Variously defined in the conflict resolution literature, disputant capacity deserves further attention across mediation contexts: while often considered relevant in only disability-related matters, the issue is fundamental to all mediation. For a good working definition many point to the ADA Mediation Guidelines, which advise, “[i]n order for the mediation process to work, the parties must be able to understand the process and the options under discussion and to give voluntary and informed consent to any agreement reached” (Section I.D.1). Let us explore further the relationship between self-determination and capacity, as both are addressed in the concluding phrase “voluntary and informed consent.”
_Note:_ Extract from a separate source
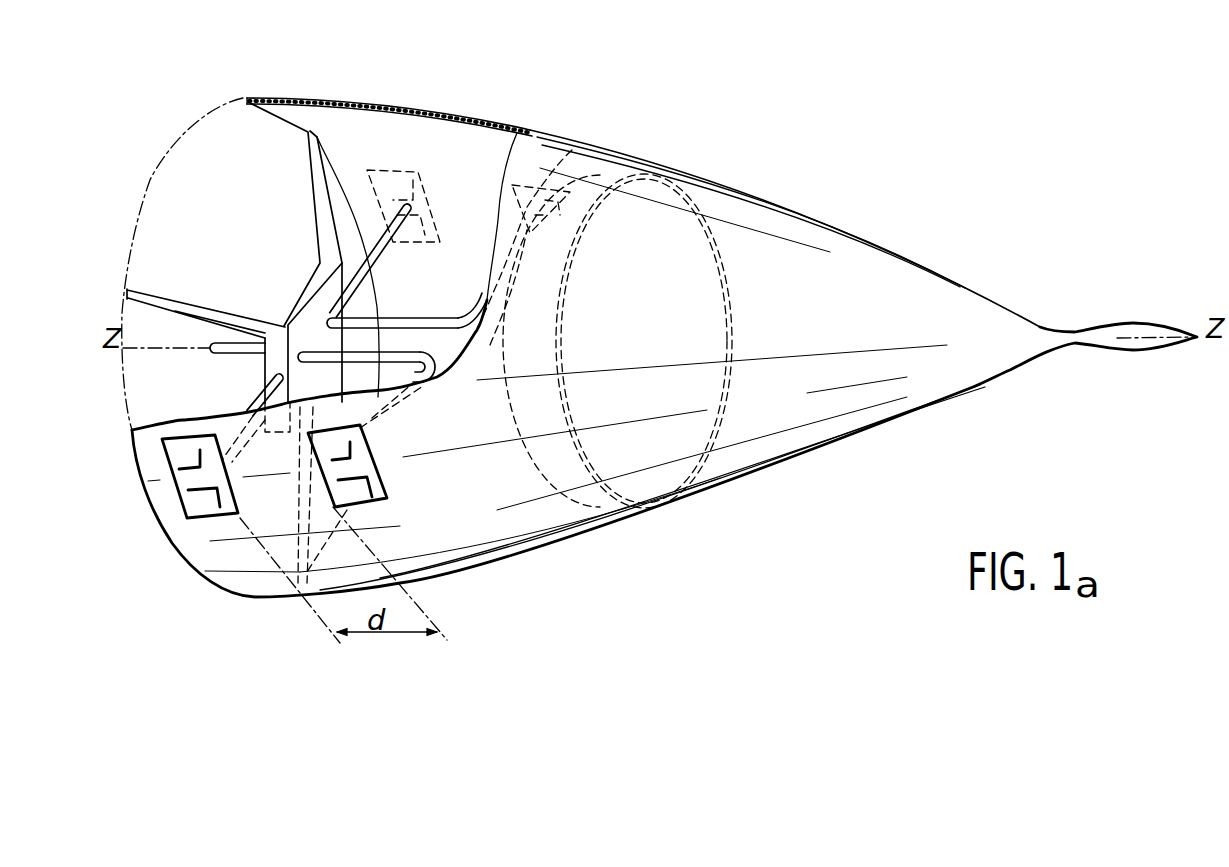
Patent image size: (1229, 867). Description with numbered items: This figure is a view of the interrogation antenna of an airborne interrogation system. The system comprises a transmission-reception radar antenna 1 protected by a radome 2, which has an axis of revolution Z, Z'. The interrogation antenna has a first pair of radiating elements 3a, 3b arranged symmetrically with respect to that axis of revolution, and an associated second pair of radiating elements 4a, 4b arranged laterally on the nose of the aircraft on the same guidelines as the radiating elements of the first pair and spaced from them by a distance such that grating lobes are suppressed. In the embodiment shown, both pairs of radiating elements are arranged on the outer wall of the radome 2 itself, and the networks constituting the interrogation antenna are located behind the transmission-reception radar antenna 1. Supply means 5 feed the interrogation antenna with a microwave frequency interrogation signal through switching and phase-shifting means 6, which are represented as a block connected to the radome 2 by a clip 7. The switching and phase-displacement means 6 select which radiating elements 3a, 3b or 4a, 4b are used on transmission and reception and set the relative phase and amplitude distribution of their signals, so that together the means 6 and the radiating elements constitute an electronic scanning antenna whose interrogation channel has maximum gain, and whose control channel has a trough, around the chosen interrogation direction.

Writing on adult guardianship mediation, Mary Radford (2002) observes, “The self-determination principle places a number of requirements on a mediator. Among these is the requirement that the mediator ensure that all parties have the capacity to participate in the process. A mediator is required either not to commence or to terminate a mediation if one of the parties does not have the capacity to participate. However, a determination of capacity is not an easy one to make, and the consequences of finding that a party is incapacitated are serious.” (p.648)
Radford strikes an important chord here, that of the difficulty of determining a party’s capacity to mediate. Erica Wood noted that in cases potentially involving persons with dementia, “Just as in the legal arena, there is no ‘bright line’ for capacity in mediation” (2001, p.809).
Whereas self-determination is critical to mediation, and assurance of that self-determination is a shared responsibility of the participants and the mediator/s, the mediation community should remain vigilant in promoting informed participation. When a mediator recognizes a substantial power imbalance at the table (like Justice Potter Stewart, I can’t define “a substantial power imbalance” but know one when I see it), or a participant for whom — or a dispute for which — mediation is not a fitting process, it is the mediator’s responsibility to address the issue.
The ethical obligations of mediators are many – and some, such as screening, are shared by other practitioners, such as convenors or intake staff — but only a few are shared responsibilities with the parties. One such shared obligation is that of collaborating with the party on developing ways to ensure full participation. The parties’ involvement in this process is critical to ensuring true self-determination.
The assessment of mediation readiness, or mediation capacity — and the subsequent planning of process adaptations or whatever other methods will ensure such capacity — is an ethical obligation of the mediator. This needs to be carried out through respectful screening processes and instruments, and by collaborative approaches.